Kit Howden, Mt Eden.
Pacific City? I like it. I particularly like the daring use of the question mark. It it would make ours the first place in the world to use a question mark in its name and only the second to use a punctuation mark: we could be twinned with Westward Ho!
I think we could go further with this concept. You will recall, gentle reader, the occasion when our Mayor saved us from ignominy and Legal Ramifications by deftly adding (with his own hand) some stars to our new logo and so making it look quite unlike the logo for Triangle Television. He did this inspired act before Triangle Television's lawyers, who showed their astonishment and gratitude by demanding only $10,000 for their time, which citizens and ratepayers would be happy to pay, such is the esteem in which our Mayor is held; not that they had the choice, mind you.

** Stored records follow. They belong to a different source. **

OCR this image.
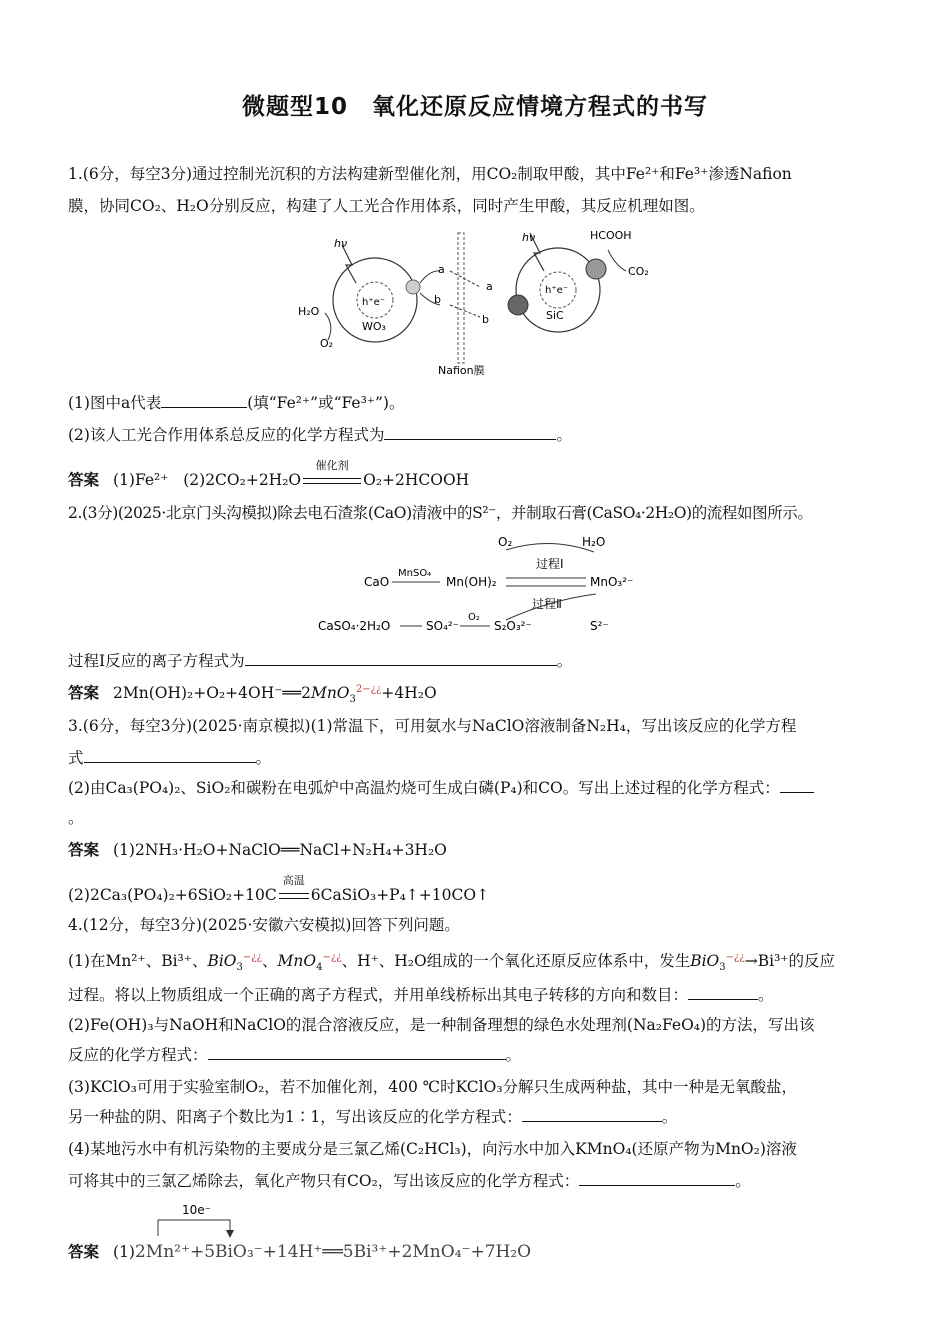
微题型10　氧化还原反应情境方程式的书写
1.(6分，每空3分)通过控制光沉积的方法构建新型催化剂，用CO₂制取甲酸，其中Fe²⁺和Fe³⁺渗透Nafion
膜，协同CO₂、H₂O分别反应，构建了人工光合作用体系，同时产生甲酸，其反应机理如图。
hν
h⁺e⁻
WO₃
H₂O
O₂
a
b
Nafion膜
a
b
hν
h⁺e⁻
SiC
HCOOH
CO₂
(1)图中a代表	(填“Fe²⁺”或“Fe³⁺”)。
(2)该人工光合作用体系总反应的化学方程式为	。
答案 (1)Fe²⁺ (2)2CO₂+2H₂O
催化剂
O₂+2HCOOH
2.(3分)(2025·北京门头沟模拟)除去电石渣浆(CaO)清液中的S²⁻，并制取石膏(CaSO₄·2H₂O)的流程如图所示。
O₂	H₂O
过程Ⅰ
CaO
MnSO₄
Mn(OH)₂	MnO₃²⁻
过程Ⅱ
S²⁻
S₂O₃²⁻
O₂
SO₄²⁻
CaSO₄·2H₂O
过程Ⅰ反应的离子方程式为	。
答案 2Mn(OH)₂+O₂+4OH⁻══2MnO$_3^{2-¿¿}$+4H₂O
3.(6分，每空3分)(2025·南京模拟)(1)常温下，可用氨水与NaClO溶液制备N₂H₄，写出该反应的化学方程
式	。
(2)由Ca₃(PO₄)₂、SiO₂和碳粉在电弧炉中高温灼烧可生成白磷(P₄)和CO。写出上述过程的化学方程式：
。
答案 (1)2NH₃·H₂O+NaClO══NaCl+N₂H₄+3H₂O
(2)2Ca₃(PO₄)₂+6SiO₂+10C
高温
6CaSiO₃+P₄↑+10CO↑
4.(12分，每空3分)(2025·安徽六安模拟)回答下列问题。
(1)在Mn²⁺、Bi³⁺、BiO$_3$−¿¿、MnO$_4$−¿¿、H⁺、H₂O组成的一个氧化还原反应体系中，发生BiO$_3$−¿¿→Bi³⁺的反应
过程。将以上物质组成一个正确的离子方程式，并用单线桥标出其电子转移的方向和数目：	。
(2)Fe(OH)₃与NaOH和NaClO的混合溶液反应，是一种制备理想的绿色水处理剂(Na₂FeO₄)的方法，写出该
反应的化学方程式：	。
(3)KClO₃可用于实验室制O₂，若不加催化剂，400 ℃时KClO₃分解只生成两种盐，其中一种是无氧酸盐，
另一种盐的阴、阳离子个数比为1∶1，写出该反应的化学方程式：	。
(4)某地污水中有机污染物的主要成分是三氯乙烯(C₂HCl₃)，向污水中加入KMnO₄(还原产物为MnO₂)溶液
可将其中的三氯乙烯除去，氧化产物只有CO₂，写出该反应的化学方程式：	。
10e⁻
答案 (1)2Mn²⁺+5BiO₃⁻+14H⁺══5Bi³⁺+2MnO₄⁻+7H₂O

Perhaps I might suggest a similar gesture, although the circumstances are quite different and my gesture more modest? We could take Mr (or is it Ms?) Howden's elegant and bold idea and enhance it by the use of the Spanish inverted question mark.
So Pacific City? becomes ¿Pacific City?¡Sorchio! Now we have an even bolder title to replace boring old Auckland (a name taken from some dead white aristocrat and shared with Bishop Auckland, which is not a bishop but a place in County Durham which, for some reason, is not called Durham County and which should not be confused with Derby County, which is an Association Football club or with County Clare, which is in Eire, or Planet Clare, which is an air, by the B-52s).

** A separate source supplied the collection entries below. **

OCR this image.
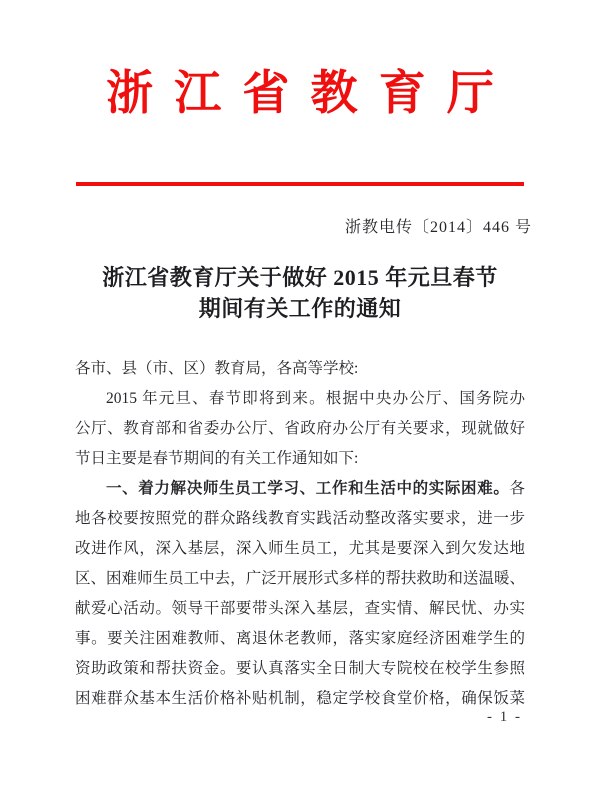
浙江省教育厅
浙教电传〔2014〕446 号
浙江省教育厅关于做好 2015 年元旦春节
期间有关工作的通知
各市、县（市、区）教育局，各高等学校:
2015 年元旦、春节即将到来。根据中央办公厅、国务院办
公厅、教育部和省委办公厅、省政府办公厅有关要求，现就做好
节日主要是春节期间的有关工作通知如下:
一、着力解决师生员工学习、工作和生活中的实际困难。各
地各校要按照党的群众路线教育实践活动整改落实要求，进一步
改进作风，深入基层，深入师生员工，尤其是要深入到欠发达地
区、困难师生员工中去，广泛开展形式多样的帮扶救助和送温暖、
献爱心活动。领导干部要带头深入基层，查实情、解民忧、办实
事。要关注困难教师、离退休老教师，落实家庭经济困难学生的
资助政策和帮扶资金。要认真落实全日制大专院校在校学生参照
困难群众基本生活价格补贴机制，稳定学校食堂价格，确保饭菜
- 1 -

To continue: with our new title, ¿Pacific City? we could reach out to the millions of people with Spanish culture and ethnicity, who will come flocking to us with their maracas and their pesetas. ¡Cha, Cha, Cha!
With our new name, we would also become the first citizenry in the world to question formally our own identity. ¡Yes, it's PoMo and it's fun! Here in New Zealand we spend much of our time asking ourselves what it means to be a New Zealander, or an Aotearoan, or both. So it is fitting that our largest city, with its diverse population and the constant threat of being blown to extinction by the lava field on which we are standing, should be the most questioning place of all. ¿Who are we, why are we here and will be still be here tomorrow?
So there we have it: a new day, a new name and, what's more, a catalyst for greater public interest on governance. As Mr (or possibly Ms) Howden observes, "it is sad we can focus only on celebratory candidates for election to councils because there should be no place for lord mayors or grandstanding in our 'new city of many.'" Quite so; this blogeur knows several celebratory candidates, people who will drop everything for a celebration; most of them can barely focus. They don't call us City Blurred Vision for nothing.
And of course there will be no place for grandstanding, because the grandstand will not be built on time.